Allied troops rapidly revised their opinion as Yamashita's troops ran through them in Malaya, and forced a much larger Dominion force to surrender Singapore under humiliating circumstances. They discovered that the Japanese attitude to prisoners of war had evidently undergone a sea change since the 1904-5 Russo-Japanese War, in which the enemy had been treated with conspicuous decency. 

It may be that the intervening racial war the Japanese had fought in China lowered respect for Geneva Conventions the Japanese had signed "with amendments" but without ratification. Their own surrender was not prohibited, but it was highly stigmatised, not least by the audience of august ancestors watching the soon-to-be-dead. A projection of how Japanese imagined surrender themselves, combined with a need to advertise humiliating white men while putting other Asians in their "proper place", may explain the appalling treatment the Japanese inflicted on their captives. Malevolent sadism, often by ethnic Koreans as well as Japanese, had its own grisly momentum. 
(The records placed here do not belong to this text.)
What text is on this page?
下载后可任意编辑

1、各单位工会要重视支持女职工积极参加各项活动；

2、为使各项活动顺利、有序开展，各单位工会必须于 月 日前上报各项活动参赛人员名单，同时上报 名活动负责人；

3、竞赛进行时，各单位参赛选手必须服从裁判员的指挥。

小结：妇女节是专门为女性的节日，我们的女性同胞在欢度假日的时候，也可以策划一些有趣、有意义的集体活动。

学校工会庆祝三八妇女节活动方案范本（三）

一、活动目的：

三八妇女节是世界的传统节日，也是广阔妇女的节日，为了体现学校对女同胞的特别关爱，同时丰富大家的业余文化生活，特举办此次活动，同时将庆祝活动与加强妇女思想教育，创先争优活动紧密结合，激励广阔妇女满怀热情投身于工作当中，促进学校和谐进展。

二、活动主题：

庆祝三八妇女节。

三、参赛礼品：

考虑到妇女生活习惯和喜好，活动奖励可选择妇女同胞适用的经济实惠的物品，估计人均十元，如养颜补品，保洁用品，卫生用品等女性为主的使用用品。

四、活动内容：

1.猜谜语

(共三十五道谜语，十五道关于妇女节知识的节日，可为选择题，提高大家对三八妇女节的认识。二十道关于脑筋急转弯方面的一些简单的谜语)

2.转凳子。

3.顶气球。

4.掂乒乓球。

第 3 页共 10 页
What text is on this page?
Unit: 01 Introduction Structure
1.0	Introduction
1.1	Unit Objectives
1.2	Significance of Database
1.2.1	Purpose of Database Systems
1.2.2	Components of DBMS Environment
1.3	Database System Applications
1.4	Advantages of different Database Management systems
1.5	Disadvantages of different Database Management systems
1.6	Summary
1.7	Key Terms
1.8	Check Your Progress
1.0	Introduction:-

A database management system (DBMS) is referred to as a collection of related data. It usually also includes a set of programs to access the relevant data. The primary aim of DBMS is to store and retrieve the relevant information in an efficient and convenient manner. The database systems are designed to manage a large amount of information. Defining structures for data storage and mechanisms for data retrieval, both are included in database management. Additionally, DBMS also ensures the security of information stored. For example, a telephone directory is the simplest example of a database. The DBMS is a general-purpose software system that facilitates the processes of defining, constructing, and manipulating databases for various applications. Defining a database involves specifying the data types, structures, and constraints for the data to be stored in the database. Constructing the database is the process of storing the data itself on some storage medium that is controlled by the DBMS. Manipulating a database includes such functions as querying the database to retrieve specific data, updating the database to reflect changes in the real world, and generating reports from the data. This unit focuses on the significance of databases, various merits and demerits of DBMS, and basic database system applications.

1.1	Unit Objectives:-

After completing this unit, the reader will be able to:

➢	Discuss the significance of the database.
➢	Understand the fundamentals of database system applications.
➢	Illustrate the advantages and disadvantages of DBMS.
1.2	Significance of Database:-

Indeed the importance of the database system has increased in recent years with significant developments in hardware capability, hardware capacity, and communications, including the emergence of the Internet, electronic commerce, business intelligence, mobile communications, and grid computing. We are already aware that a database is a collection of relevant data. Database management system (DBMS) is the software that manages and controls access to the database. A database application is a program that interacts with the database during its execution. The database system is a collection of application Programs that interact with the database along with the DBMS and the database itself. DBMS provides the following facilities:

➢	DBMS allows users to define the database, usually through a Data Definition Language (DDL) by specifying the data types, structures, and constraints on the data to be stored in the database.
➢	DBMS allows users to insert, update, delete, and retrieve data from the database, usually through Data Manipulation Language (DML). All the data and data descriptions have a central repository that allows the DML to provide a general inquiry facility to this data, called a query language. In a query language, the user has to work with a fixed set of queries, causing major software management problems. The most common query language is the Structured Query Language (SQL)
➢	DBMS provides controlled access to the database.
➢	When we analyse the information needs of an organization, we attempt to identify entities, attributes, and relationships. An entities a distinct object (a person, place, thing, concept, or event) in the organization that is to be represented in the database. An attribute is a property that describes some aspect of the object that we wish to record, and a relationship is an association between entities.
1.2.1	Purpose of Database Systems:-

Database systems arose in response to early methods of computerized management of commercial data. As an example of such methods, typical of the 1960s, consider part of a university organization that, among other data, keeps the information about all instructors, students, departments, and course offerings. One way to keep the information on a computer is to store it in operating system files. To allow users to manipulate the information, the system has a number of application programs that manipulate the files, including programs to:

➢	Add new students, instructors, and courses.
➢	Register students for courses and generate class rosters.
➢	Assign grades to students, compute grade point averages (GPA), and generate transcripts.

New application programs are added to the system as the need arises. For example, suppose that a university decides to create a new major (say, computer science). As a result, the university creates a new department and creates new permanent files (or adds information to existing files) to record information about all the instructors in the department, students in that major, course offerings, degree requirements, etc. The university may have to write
Allied troops waged their own war of extermination against the Japanese, with slogans such as "Rodent Exterminator" stencilled on their helmets. This was especially after they encountered (or heard about) cannibalism, torture, mutilation and faked surrenders, though sheer racism towards an incomprehensible enemy played its part. 

Since both sides knew what was going to happen to anyone seeking to surrender, the most prudent calculation was to fight to avoid fates worse than death. This translated in the Japanese case to men blowing themselves apart with hand grenades or being mown down in massed banzai charges. The normative view among their opponents was succinctly put by the US Marine sergeant who said: "We'll have to kill every little yellow bastard." In a reversion to practices used against the Apache, or during the US conquest and occupation of the Philippines earlier in the century, trophy hunting became commonplace, with US troops collecting bags of enemy ears and wearing bracelets of Japanese teeth. Critically wounded Japanese prisoners were not safe either, as George MacDonald Fraser noted when Indian troops surreptitiously buried them alive under rocks in a Burma field hospital. 

So far I've offered what you may like to think of as a moral map, rather than a compass. The implicit lessons are banal. Don't elect governments which practise predation against other nations. Invest financial, moral and intellectual capital in defusing conflicts, before they accelerate into fighting. Fight existential wars implacably, but avoid those which are not of necessity. And accept that since wars are going to be around for a long time, we need to be prepared to wage them, while seeking to do so in a just and proportionate fashion, with officers in firm control of men who might be tempted to stray on to the dark side.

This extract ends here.